Симон закатил глаза и уставился в потолок. Бонифаций Фронвизер завидовал Куизлю, и зависть эта многие годы не давала ему покоя. С любой болячкой люди, хоть и тайком, охотнее все же шли к палачу, чем к местному лекарю. Это было гораздо дешевле, к тому же палачи считались непревзойденными целителями и, как никто другой, разбирались не только в переломах и ранениях, но и в болезнях внутренних органов. Благодаря бесчисленным пыткам и казням они знали человеческое тело лучше любого ученого лекаря.

Но прежде всего старого Фронвизера злило то, что его сын водил дружбу с палачом. От Якоба Куизля Симон получил знаний больше, чем от отца и университета Ингольштадта, вместе взятых. У палача водились книги по медицине, какие найдешь не в каждой библиотеке. Он знал каждую травинку, мог распознать любой яд и сверялся с записями, которые среди ученых считались творениями дьявола. Симон почитал Куизля – и любил его дочь. Эти два обстоятельства нередко приводили Бонифация Фронвизера в бешенство.

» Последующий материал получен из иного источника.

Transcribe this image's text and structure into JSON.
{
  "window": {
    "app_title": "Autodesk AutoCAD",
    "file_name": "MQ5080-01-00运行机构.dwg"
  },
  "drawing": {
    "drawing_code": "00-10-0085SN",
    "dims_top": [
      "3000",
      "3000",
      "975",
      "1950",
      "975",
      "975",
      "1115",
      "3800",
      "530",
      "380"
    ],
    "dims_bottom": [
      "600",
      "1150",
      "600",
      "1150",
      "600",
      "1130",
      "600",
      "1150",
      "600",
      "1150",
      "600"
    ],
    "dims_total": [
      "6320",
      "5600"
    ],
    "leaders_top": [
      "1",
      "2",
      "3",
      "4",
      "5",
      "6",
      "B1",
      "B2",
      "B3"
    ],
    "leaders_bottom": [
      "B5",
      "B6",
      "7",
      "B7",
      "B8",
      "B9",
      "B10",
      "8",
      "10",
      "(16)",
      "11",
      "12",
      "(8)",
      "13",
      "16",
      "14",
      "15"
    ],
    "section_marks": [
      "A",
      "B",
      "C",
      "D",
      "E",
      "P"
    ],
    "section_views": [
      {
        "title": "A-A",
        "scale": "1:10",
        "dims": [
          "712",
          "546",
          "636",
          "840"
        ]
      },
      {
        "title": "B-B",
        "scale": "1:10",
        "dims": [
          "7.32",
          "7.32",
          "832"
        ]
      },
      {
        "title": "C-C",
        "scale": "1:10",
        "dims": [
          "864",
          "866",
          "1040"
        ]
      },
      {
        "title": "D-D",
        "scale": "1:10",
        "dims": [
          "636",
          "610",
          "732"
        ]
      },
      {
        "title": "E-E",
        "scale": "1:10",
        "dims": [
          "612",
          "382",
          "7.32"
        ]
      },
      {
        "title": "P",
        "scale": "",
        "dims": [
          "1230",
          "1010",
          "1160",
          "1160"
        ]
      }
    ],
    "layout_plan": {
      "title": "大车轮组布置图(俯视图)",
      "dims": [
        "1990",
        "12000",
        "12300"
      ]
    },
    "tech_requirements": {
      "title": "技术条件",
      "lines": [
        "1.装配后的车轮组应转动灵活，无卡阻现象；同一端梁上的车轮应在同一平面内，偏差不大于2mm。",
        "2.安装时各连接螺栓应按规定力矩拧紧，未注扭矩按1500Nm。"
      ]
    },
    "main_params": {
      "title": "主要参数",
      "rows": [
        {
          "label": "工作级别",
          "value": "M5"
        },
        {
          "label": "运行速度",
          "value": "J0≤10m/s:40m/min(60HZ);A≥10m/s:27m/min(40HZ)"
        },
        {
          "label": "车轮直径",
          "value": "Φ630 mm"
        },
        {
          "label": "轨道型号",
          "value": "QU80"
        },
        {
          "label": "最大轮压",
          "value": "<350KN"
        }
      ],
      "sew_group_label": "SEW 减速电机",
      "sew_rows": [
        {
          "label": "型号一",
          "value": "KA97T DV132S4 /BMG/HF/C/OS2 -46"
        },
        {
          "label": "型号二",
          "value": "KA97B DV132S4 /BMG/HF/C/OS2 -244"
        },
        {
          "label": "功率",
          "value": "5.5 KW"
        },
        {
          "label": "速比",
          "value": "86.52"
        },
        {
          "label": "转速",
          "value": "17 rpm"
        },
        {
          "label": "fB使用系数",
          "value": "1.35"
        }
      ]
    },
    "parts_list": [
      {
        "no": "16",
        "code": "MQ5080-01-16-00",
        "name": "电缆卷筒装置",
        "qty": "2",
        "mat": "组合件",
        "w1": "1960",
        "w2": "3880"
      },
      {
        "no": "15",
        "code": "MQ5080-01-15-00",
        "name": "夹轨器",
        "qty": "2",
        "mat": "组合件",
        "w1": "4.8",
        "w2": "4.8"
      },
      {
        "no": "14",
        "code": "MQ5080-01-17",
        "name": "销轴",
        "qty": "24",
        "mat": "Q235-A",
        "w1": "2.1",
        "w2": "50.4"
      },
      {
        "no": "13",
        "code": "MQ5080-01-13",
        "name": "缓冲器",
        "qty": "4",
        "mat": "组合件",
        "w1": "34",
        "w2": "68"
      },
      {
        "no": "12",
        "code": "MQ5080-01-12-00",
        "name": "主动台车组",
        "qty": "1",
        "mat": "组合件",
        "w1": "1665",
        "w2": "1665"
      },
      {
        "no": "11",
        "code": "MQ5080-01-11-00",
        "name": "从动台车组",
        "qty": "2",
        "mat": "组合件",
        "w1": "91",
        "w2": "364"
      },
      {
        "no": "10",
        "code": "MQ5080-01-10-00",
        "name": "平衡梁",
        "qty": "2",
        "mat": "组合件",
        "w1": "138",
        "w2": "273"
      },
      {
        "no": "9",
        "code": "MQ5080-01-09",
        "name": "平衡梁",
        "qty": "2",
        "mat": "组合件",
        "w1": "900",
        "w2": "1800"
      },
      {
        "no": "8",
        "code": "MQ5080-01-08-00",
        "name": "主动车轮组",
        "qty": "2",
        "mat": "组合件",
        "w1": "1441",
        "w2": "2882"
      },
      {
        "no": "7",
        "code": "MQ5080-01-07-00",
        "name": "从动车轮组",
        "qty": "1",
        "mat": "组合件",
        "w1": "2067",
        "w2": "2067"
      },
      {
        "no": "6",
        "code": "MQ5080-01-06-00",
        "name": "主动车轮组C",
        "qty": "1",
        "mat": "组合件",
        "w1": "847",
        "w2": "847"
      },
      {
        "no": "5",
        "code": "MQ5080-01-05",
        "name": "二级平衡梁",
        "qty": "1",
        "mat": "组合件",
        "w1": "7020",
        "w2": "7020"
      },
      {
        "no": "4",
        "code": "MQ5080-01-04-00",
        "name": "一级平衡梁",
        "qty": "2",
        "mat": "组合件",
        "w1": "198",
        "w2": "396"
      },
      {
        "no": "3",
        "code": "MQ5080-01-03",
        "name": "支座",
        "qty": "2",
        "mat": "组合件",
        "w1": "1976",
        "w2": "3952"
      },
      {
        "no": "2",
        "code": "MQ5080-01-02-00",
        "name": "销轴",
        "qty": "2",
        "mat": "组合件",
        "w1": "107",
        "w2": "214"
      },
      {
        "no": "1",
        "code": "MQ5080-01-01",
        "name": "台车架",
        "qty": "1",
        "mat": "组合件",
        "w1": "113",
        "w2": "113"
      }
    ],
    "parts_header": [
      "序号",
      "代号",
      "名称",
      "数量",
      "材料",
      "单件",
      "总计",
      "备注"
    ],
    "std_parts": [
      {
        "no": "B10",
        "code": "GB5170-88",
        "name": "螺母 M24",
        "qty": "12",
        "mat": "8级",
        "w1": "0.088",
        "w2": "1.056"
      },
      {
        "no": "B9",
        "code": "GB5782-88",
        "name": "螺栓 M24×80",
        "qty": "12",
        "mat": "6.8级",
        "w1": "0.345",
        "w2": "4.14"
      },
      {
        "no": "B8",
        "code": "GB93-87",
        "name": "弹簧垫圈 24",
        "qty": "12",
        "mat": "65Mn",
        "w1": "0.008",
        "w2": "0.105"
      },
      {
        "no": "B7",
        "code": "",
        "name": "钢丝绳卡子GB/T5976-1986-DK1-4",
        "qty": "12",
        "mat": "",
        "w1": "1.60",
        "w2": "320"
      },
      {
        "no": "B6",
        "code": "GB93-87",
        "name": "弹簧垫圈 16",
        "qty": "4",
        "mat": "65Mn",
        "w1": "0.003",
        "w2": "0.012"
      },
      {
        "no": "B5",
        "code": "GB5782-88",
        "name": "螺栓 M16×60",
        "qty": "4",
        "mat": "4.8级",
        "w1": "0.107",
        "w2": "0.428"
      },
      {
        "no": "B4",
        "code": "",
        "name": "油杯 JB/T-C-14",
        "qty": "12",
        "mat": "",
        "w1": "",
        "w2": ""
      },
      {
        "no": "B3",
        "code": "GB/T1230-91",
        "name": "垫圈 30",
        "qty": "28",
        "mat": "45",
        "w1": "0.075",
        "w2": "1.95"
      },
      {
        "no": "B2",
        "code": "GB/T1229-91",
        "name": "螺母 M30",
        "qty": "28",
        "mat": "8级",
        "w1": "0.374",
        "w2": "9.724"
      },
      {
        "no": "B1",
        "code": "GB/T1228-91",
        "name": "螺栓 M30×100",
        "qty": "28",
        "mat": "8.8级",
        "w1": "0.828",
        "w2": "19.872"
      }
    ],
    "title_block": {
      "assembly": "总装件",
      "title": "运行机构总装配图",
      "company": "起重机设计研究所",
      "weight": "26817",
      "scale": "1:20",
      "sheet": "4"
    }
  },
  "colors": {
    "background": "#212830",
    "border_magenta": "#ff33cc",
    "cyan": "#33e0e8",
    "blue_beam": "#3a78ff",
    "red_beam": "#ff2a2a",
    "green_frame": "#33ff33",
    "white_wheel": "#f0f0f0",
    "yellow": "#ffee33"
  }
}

Пока старик поносил палача и его семью, Симон подошел к очагу, над которым еще с прошлого вечера висел котелок с горячей водой. Лекарь по опыту знал: чтобы пережить такие минуты, кофе просто незаменим.

– С теми, кто делит постель с дочерью палача, я вообще разговаривать не желаю! – Неистовство отца достигло высшей своей точки. – Удивительно еще, почему ты сейчас дома, а не со своей шлюхой…

Симон едва не смял в руках нагретый котелок.

– Отец, я прошу тебя…

– Ха! Он меня просит! – передразнил его отец. – А я тебя сколько раз просил? Сколько? Чтобы ты прекратил свои позорные похождения, чтобы помог мне с работой и женился уже на дочке Вайнбергера или хоть на племяннице Харденберга, содержателя больницы… Так нет же, сыночку моему надо с палачкой обжиматься, чтобы весь город языки точил!

– Отец, прекрати! Сейчас же!

Но Бонифаций Фронвизер разошелся не на шутку.

– Знала бы только твоя мать! – не унимался он. – Да повезло, костлявая ее раньше забрала, иначе теперь померла бы со стыда. Сколько лет мы врачами за ландскнехтами таскались… Я каждый грош экономил, чтобы сыну лучше жилось и он учиться мог. А ты? Спустил в Ингольштадте все деньги и знаешься теперь с этим сбродом!

Между тем котелок в руках Симона нагрелся так, что края его обжигал ладони, но юноша все держал его над огнем, и костяшки его пальцев побелели от напряжения.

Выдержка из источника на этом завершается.